実行期の人には、本人と類似した他者が運動を行っている場面を観察する機会をつくり、モデリングする(=代理的体験)。

維持期の人では他ステージと違って、遂行行動の達成が有効ではなくなります。そこで肯定的な自己教示や他者からの言語的な励まし(=言語的説得)、運動実施による身体的・精神的なメリットの気づき(=生理的・情動的喚起)を促すなどが有効とされます。

運動セルフ・エフィカシー
運動・スポーツや身体活動の体験で、“快感・高揚感”は運動セルフ・エフィカシーを高めます。

結びに

運動セルフ・エフィカシーを喚起するのに必要な情報源についてまとめ、行動変容の各段階において重要視される情報源の違いをご紹介しました。

運動セルフ・エフィカシーの作られ方は、その人の性別や年齢、生活背景、ニーズなどによって異なります。それぞれのステージや個々人の特性をふまえて情報提供することで、適切に運動セルフ・エフィカシーを高め、運動継続につなげていければと思います。

また慢性疼痛疾患において運動セルフ・エフィカシーが高まることで、ストレス反応の表出が減り、症状コントロールに役立つことも報告されています。

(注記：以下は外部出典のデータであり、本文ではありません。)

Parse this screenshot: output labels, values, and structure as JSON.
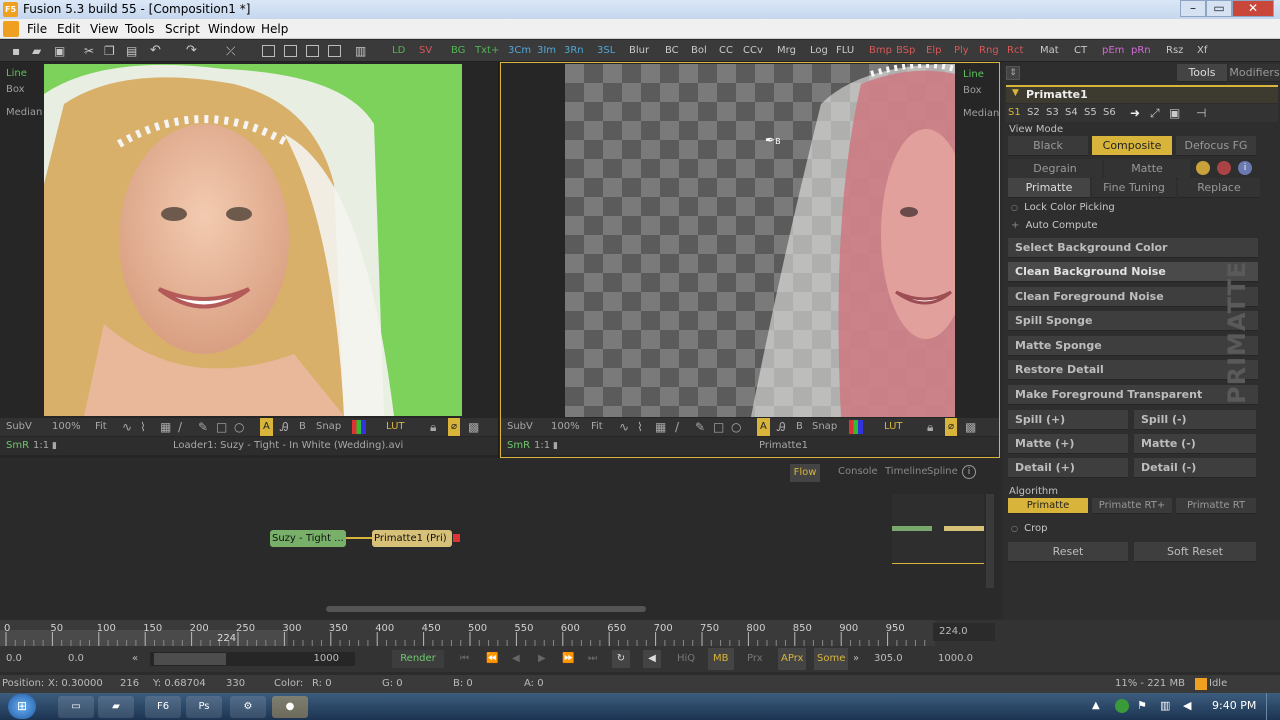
{
  "window": {
    "title": "Fusion 5.3 build 55 - [Composition1 *]",
    "app_icon_text": "F5"
  },
  "menu": [
    "File",
    "Edit",
    "View",
    "Tools",
    "Script",
    "Window",
    "Help"
  ],
  "toolbar": {
    "tools": [
      "LD",
      "SV",
      "BG",
      "Txt+",
      "3Cm",
      "3Im",
      "3Rn",
      "3SL",
      "Blur",
      "BC",
      "Bol",
      "CC",
      "CCv",
      "Mrg",
      "Log",
      "FLU",
      "Bmp",
      "BSp",
      "Elp",
      "Ply",
      "Rng",
      "Rct",
      "Mat",
      "CT",
      "pEm",
      "pRn",
      "Rsz",
      "Xf"
    ]
  },
  "viewer_left": {
    "side": [
      "Line",
      "Box",
      "Median"
    ],
    "bar1": {
      "subv": "SubV",
      "zoom": "100%",
      "fit": "Fit",
      "snap": "Snap",
      "lut": "LUT",
      "a": "A",
      "b": "B"
    },
    "bar2": {
      "smr": "SmR",
      "ratio": "1:1",
      "caption": "Loader1: Suzy - Tight - In White (Wedding).avi"
    }
  },
  "viewer_right": {
    "side": [
      "Line",
      "Box",
      "Median"
    ],
    "bar1": {
      "subv": "SubV",
      "zoom": "100%",
      "fit": "Fit",
      "snap": "Snap",
      "lut": "LUT",
      "a": "A",
      "b": "B"
    },
    "bar2": {
      "smr": "SmR",
      "ratio": "1:1",
      "caption": "Primatte1"
    },
    "picker_label": "B"
  },
  "panel": {
    "tabs": [
      "Tools",
      "Modifiers"
    ],
    "tool_name": "Primatte1",
    "sets": [
      "S1",
      "S2",
      "S3",
      "S4",
      "S5",
      "S6"
    ],
    "view_mode_label": "View Mode",
    "view_modes": [
      "Black",
      "Composite",
      "Defocus FG"
    ],
    "subtabs_top": [
      "Degrain",
      "Matte"
    ],
    "subtabs": [
      "Primatte",
      "Fine Tuning",
      "Replace"
    ],
    "lock_color": "Lock Color Picking",
    "auto_compute": "Auto Compute",
    "ops": [
      "Select Background Color",
      "Clean Background Noise",
      "Clean Foreground Noise",
      "Spill Sponge",
      "Matte Sponge",
      "Restore Detail",
      "Make Foreground Transparent"
    ],
    "pairs": [
      [
        "Spill (+)",
        "Spill (-)"
      ],
      [
        "Matte (+)",
        "Matte (-)"
      ],
      [
        "Detail (+)",
        "Detail (-)"
      ]
    ],
    "algorithm_label": "Algorithm",
    "algorithms": [
      "Primatte",
      "Primatte RT+",
      "Primatte RT"
    ],
    "crop": "Crop",
    "reset": "Reset",
    "soft_reset": "Soft Reset",
    "watermark": "PRIMATTE"
  },
  "flow": {
    "tabs": [
      "Flow",
      "Console",
      "Timeline",
      "Spline"
    ],
    "nodes": [
      {
        "label": "Suzy - Tight ..."
      },
      {
        "label": "Primatte1 (Pri)"
      }
    ]
  },
  "timeline": {
    "ticks": [
      "0",
      "50",
      "100",
      "150",
      "200",
      "250",
      "300",
      "350",
      "400",
      "450",
      "500",
      "550",
      "600",
      "650",
      "700",
      "750",
      "800",
      "850",
      "900",
      "950"
    ],
    "current_marker": "224",
    "current_frame": "224.0",
    "start": "0.0",
    "render_start": "0.0",
    "range_end_label": "1000",
    "render_label": "Render",
    "hiq": "HiQ",
    "mb": "MB",
    "prx": "Prx",
    "aprx": "APrx",
    "some": "Some",
    "end_render": "305.0",
    "end": "1000.0"
  },
  "status": {
    "position_label": "Position:",
    "x": "X: 0.30000",
    "xpx": "216",
    "y": "Y: 0.68704",
    "ypx": "330",
    "color_label": "Color:",
    "r": "R: 0",
    "g": "G: 0",
    "b": "B: 0",
    "a": "A: 0",
    "memory": "11% - 221 MB",
    "state": "Idle"
  },
  "taskbar": {
    "time": "9:40 PM"
  }
}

このように運動セルフ・エフィカシーを高めるような戦略(情報提供)によって、運動・スポーツや豊富な身体活動の継続、ひいては心身の健康作りにつながると期待されます。

参考文献

  • 前場康介 他:高齢者における運動セルフ・エフィカシーの情報源および運動変容ステージとの関連。行動医学研究18:12-18、2012.
  • 常行泰子 他:高齢者の運動ステージと運動セルフ・エフィカシーに影響を及ぼす健康要因と社会心理的要因に関する研究。体育学研究56:325-341、2011。
  • 高井逸史:都市在住の男性高齢者における運動−セルフ・エフィカシーに関連する要因分析−。日老医誌49:740-745、2012。
  • 荒井弘和:大学体育授業に伴う一過性の感情が長期的な感情および運動セルフ・エフィカシーにもたらす効果。体育学研究55:55-62、2010。
  • 荒井弘和:行動変容技法を取り入れた体育授業がダンし大学生の身体活動量と運動セルフ・エフィカシーにもたらす効果。体育学研究50:459-466、2005。
  • 岡 浩一朗:中年者における運動行動の変容段階と運動セルフ・エフィカシーの関係。日本公衛誌50:208-215、2003。
  • 金 外淑 他:慢性疾患患者の健康行動に対するセルフ・エフィカシーとストレス反応との関連。心身医36:499−505、1996。